In this work, we introduce Ubiquitous Supercomputing for robotics with the objective of opening our imagination to the development of new powerful heterogeneous multi-robot systems able to perform all kind of missions. Supercomputing, also known as High Performance computing (HPC) is the tool that allows us to predict the weather, understand the origins of the universe, create incredibly realistic fantasy movies, send personalized advertisement to millions of users worldwide and much more. Robotics has been mostly absent in its use of HPC but some previous works have lightly flirted with it. With the findings presented in here, we propose a ubiquitous supercomputing ontology, which allows describing systems made up of robots, traditional HPC infrastructures, sensors, actuators and people and exhibiting scalability, user-transparency and ultimately higher computing efficiency. Moreover, we present a technology called The ARCHADE, which facilitates the development, implementation and operation of such systems, and we propose a mechanism to define and automatize missions carried out by ubiquitous supercomputing systems. As a proof of concept, we present a system depicted as Tigers VS Hunters, which illustrates the potential of this technology. The results presented in here are part of a two series work introducing The ARCHADE. This first delivery presents its philosophy and main features. Correspondingly the second part will present a set of use cases and a complete performance benchmark. Supercomputing is part of our lives and it can be found in many research and industrial endeavors. With the ubiquitous supercomputing ontology and The ARCHADE, supercomputing will become part of robotics as well, bringing it therefore everywhere.

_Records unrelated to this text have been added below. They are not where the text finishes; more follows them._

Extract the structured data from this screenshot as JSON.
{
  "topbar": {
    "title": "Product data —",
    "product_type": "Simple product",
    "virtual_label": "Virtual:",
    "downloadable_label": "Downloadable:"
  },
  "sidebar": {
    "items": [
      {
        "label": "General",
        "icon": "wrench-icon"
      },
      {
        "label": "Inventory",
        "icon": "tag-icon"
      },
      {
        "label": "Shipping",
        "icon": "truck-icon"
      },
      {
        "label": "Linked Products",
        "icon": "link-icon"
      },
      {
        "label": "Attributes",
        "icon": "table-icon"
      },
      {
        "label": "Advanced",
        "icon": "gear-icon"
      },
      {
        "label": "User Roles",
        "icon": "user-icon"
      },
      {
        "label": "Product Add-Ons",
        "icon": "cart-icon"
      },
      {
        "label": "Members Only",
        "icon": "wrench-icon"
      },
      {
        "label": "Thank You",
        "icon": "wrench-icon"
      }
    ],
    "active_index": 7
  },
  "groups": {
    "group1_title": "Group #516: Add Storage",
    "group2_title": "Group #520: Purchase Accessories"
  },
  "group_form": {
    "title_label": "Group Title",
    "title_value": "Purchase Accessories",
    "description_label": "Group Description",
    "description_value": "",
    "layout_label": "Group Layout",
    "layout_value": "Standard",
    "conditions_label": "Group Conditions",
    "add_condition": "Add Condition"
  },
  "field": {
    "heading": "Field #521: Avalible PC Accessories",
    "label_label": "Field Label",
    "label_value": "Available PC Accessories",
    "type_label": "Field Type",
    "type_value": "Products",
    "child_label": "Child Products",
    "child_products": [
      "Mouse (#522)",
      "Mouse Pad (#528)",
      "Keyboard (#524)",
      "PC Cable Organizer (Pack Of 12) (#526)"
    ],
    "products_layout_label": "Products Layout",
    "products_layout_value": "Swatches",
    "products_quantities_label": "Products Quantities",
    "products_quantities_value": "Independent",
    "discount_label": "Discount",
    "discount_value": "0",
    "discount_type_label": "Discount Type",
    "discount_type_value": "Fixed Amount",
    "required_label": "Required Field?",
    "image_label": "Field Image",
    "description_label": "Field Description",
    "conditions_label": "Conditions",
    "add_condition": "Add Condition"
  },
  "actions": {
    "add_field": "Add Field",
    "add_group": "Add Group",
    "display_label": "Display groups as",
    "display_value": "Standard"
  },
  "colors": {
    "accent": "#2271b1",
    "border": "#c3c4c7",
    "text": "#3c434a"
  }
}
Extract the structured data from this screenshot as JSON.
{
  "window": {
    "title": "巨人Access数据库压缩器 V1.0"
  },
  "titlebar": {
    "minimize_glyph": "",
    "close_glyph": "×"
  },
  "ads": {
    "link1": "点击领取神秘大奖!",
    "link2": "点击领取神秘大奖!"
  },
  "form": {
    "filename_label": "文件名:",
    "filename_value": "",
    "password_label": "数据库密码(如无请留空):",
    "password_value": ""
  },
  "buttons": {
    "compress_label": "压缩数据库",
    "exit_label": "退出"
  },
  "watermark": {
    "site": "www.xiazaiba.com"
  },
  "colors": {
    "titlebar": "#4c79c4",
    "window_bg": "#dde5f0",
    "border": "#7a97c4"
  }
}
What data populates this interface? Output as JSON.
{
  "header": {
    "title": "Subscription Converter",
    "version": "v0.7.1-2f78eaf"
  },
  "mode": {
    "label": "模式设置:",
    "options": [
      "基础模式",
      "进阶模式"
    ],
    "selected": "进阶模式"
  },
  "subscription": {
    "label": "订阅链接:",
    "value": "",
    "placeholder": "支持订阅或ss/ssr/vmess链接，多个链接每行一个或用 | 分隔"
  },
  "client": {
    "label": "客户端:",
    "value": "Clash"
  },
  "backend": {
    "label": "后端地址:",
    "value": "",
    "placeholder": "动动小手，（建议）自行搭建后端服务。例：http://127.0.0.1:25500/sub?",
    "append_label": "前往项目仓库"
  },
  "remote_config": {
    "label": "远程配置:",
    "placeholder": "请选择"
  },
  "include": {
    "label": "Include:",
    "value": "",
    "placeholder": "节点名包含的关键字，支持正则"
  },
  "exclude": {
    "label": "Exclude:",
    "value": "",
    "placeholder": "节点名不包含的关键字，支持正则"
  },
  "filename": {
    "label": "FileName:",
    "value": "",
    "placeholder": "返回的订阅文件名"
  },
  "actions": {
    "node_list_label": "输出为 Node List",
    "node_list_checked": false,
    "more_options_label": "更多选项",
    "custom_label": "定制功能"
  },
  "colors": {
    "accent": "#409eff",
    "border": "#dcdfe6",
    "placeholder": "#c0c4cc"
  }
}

RL and Inverse RL based on MDPs for autonomous vehicles, and a nice historical review of the topic of a.v.

Changxi You, Jianbo Lu, Dimitar Filev, Panagiotis Tsiotras, Advanced planning for autonomous vehicles using reinforcement learning and deep inverse reinforcement learning, Robotics and Autonomous Systems, Volume 114, 2019, Pages 1-18 DOI: 10.1016/j.robot.2019.01.003.

Autonomous vehicles promise to improve traffic safety while, at the same time, increase fuel efficiency and reduce congestion. They represent the main trend in future intelligent transportation systems. This paper concentrates on the planning problem of autonomous vehicles in traffic. We model the interaction between the autonomous vehicle and the environment as a stochastic Markov decision process (MDP) and consider the driving style of an expert driver as the target to be learned. The road geometry is taken into consideration in the MDP model in order to incorporate more diverse driving styles. The desired, expert-like driving behavior of the autonomous vehicle is obtained as follows: First, we design the reward function of the corresponding MDP and determine the optimal driving strategy for the autonomous vehicle using reinforcement learning techniques. Second, we collect a number of demonstrations from an expert driver and learn the optimal driving strategy based on data using inverse reinforcement learning. The unknown reward function of the expert driver is approximated using a deep neural-network (DNN). We clarify and validate the application of the maximum entropy principle (MEP) to learn the DNN reward function, and provide the necessary derivations for using the maximum entropy principle to learn a parameterized feature (reward) function. Simulated results demonstrate the desired driving behaviors of an autonomous vehicle using both the reinforcement learning and inverse reinforcement learning techniques.